The Blues of Black Country

So, country singers Ty Herndon and Billy Gilman came out as gay this week and, apparently, it’s shaking things up in Nashville. Good for them! Maybe Darius Rucker will come out as black and we can really get this acceptance train rolling. ;)
— Me

So, I was feeling kind of snarky this morning and posted that on Facebook.  It's generated a few laughs and likes, but it still underscores kind of a sad fact; that country music is behind the times.  In mainstream country, names like Charley Pride, Clarence "Gatemouth" Brown and Cowboy Troy have been floated high as an example of inclusion in Nashville but, of those three, only Charley Pride has received anything close to true acceptance and that weren't easy, as they say. (Besides, Gatemouth does more than country in other styles and Troy, well, I'm not sure that Troy really does country.)  Guys like Cleve Francis have been around awhile and Darius Rucker is now in the game, though he comes by way of a successful recording and performing career with Hootie and the Blowfish.  
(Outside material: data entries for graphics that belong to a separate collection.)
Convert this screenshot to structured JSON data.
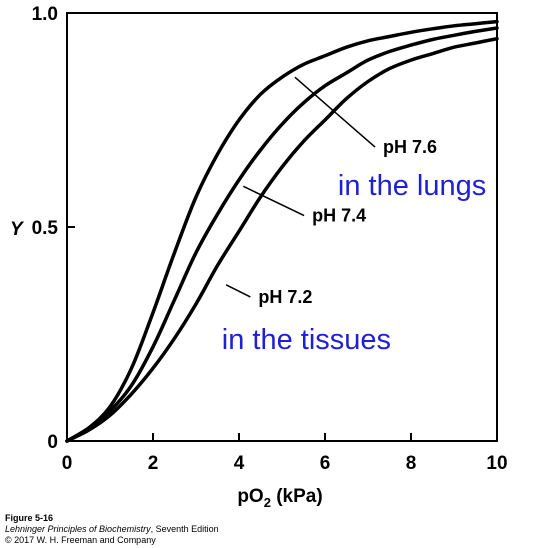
{
  "chart_data": {
    "type": "line",
    "xlabel_main": "pO",
    "xlabel_sub": "2",
    "xlabel_unit": " (kPa)",
    "ylabel": "Y",
    "xlim": [
      0,
      10
    ],
    "ylim": [
      0,
      1
    ],
    "xticks": [
      0,
      2,
      4,
      6,
      8,
      10
    ],
    "xtick_labels": [
      "0",
      "2",
      "4",
      "6",
      "8",
      "10"
    ],
    "yticks": [
      0,
      0.5,
      1
    ],
    "ytick_labels": [
      "0",
      "0.5",
      "1.0"
    ],
    "grid": false,
    "series": [
      {
        "name": "pH 7.6",
        "x": [
          0,
          0.5,
          1,
          1.5,
          2,
          2.5,
          3,
          3.5,
          4,
          4.5,
          5,
          5.5,
          6,
          6.5,
          7,
          7.5,
          8,
          8.5,
          9,
          9.5,
          10
        ],
        "y": [
          0,
          0.03,
          0.08,
          0.17,
          0.3,
          0.44,
          0.57,
          0.67,
          0.75,
          0.81,
          0.85,
          0.88,
          0.9,
          0.92,
          0.935,
          0.945,
          0.955,
          0.963,
          0.97,
          0.975,
          0.98
        ]
      },
      {
        "name": "pH 7.4",
        "x": [
          0,
          0.5,
          1,
          1.5,
          2,
          2.5,
          3,
          3.5,
          4,
          4.5,
          5,
          5.5,
          6,
          6.5,
          7,
          7.5,
          8,
          8.5,
          9,
          9.5,
          10
        ],
        "y": [
          0,
          0.03,
          0.07,
          0.13,
          0.22,
          0.33,
          0.44,
          0.53,
          0.61,
          0.68,
          0.74,
          0.79,
          0.83,
          0.86,
          0.89,
          0.91,
          0.925,
          0.938,
          0.948,
          0.957,
          0.965
        ]
      },
      {
        "name": "pH 7.2",
        "x": [
          0,
          0.5,
          1,
          1.5,
          2,
          2.5,
          3,
          3.5,
          4,
          4.5,
          5,
          5.5,
          6,
          6.5,
          7,
          7.5,
          8,
          8.5,
          9,
          9.5,
          10
        ],
        "y": [
          0,
          0.025,
          0.06,
          0.11,
          0.17,
          0.24,
          0.32,
          0.41,
          0.49,
          0.57,
          0.64,
          0.7,
          0.75,
          0.8,
          0.84,
          0.87,
          0.89,
          0.905,
          0.92,
          0.93,
          0.94
        ]
      }
    ],
    "series_labels": [
      {
        "text": "pH 7.6",
        "x": 7.35,
        "y": 0.675,
        "anchor": {
          "x": 5.3,
          "y": 0.85
        }
      },
      {
        "text": "pH 7.4",
        "x": 5.7,
        "y": 0.515,
        "anchor": {
          "x": 4.1,
          "y": 0.595
        }
      },
      {
        "text": "pH 7.2",
        "x": 4.45,
        "y": 0.325,
        "anchor": {
          "x": 3.7,
          "y": 0.365
        }
      }
    ],
    "annotations": [
      {
        "text": "in the lungs",
        "x": 6.3,
        "y": 0.575
      },
      {
        "text": "in the tissues",
        "x": 3.6,
        "y": 0.215
      }
    ]
  },
  "caption": {
    "figure": "Figure 5-16",
    "book_title": "Lehninger Principles of Biochemistry",
    "book_edition": ", Seventh Edition",
    "copyright": "© 2017 W. H. Freeman and Company"
  }
}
Country legend Charley Pride

Country legend Charley Pride

When you do a search on "black" and "country music", up come a lot of old-school names like Lead Belly and DeFord Bailey, Ray Charles and even Lionel Ritchie (and yes, those last two have released full-scale country albums.)  But where are the honest-to-goodness representations of country music for black folks?  Some would say that the term "country" has been hijacked by the mainstream white establishment to portray the cowboys and good ol' boys that we normally associate with the genre.  What you may not know is that the genre of country blues has existed since before this whole country music thing got into the swing of it and country blues referred to "poor, uneducated, raw" performers from outside the city.  Guys like Robert Johnson, Big Bill Broonzy, Son House, Charlie Patton, R.L. Burnside, Junior Kimbrough often had a sound that was nothing like contemporary blues music, rooted in stories, guitar-driven melodies and a front-porch picker vibe that rivals the most authentic country music.  In the great civil rights shuffle, this music was relegated to the backroad juke joints and kept far away from country radio where a predominantly white audience ate it up (and Nashville continued to punch up the formula, ironically taking it further and further away from country's very real roots.)

Country music is just that; the music of a country.  The music of a people.  The cultural remains of folks - or, folk music.  It all starts there with the songs that have been passed down from generation to generation to people all over the world.  In the United States, that music was a collection of music from various locations and, sometimes, it was inspired by pure inventiveness on the part of settlers to this new land.  There are shards of that kind of musical truth in mainstream music but, for the most part, if it's on the Billboard charts, it's probably not terribly connected to anything remotely folk at all.

I am not a country artist.  I'm a folk artist.  I enjoy the hell out of writing and performing country music (the older, the better) but I also enjoy blues, rock, Latin, showtunes and metal.  You can find folk roots in any one of those genres or make it happen.  There is no limitation to folk music because it's the music of our past, considered in the present, and intertwined with our future.  The foundations of folk exist on their own terms while we build upon them the houses in which we wish to live.  Tear down those structures and the foundation remains.

Darius Rucker - the legendary Hootie.

Darius Rucker - the legendary Hootie.

So, Nashville is having a bit of a demolition this week as cracks in the building have really started to show.  My snarky jibe on Facebook this morning basically says, "why is this news?"  But I know full well why.  Because being gay is not part of the structure that Nashville has built for itself over the years.  It just might be the last music genre with no high-profile gay artists, but that is no longer true and Nash Vegas will have to roll with it, baby.  Still, and no disrespect to Darius, that's TWO more anomalies in the system where it's still terribly rare to see a black man onstage singing country music on the CMAs.  Where even Darius was targeted in a tasteless race-inspired joke at the awards show one year by Brad Paisley and Carrie Underwood.  (It involved Julianna Hough - do the research.)  

I'm not pounding down country's door because there are a lot more doors that I've been able to easily walk through with my music.  Still, the astonished looks that I get when I rip into a Hank Williams Jr. song onstage says oodles about how far the establishment needs to go before we stop freaking out about what's different between us and accept that which is similar between us.

Still, watching the fireworks fly over Broadway is going to be fun for awhile.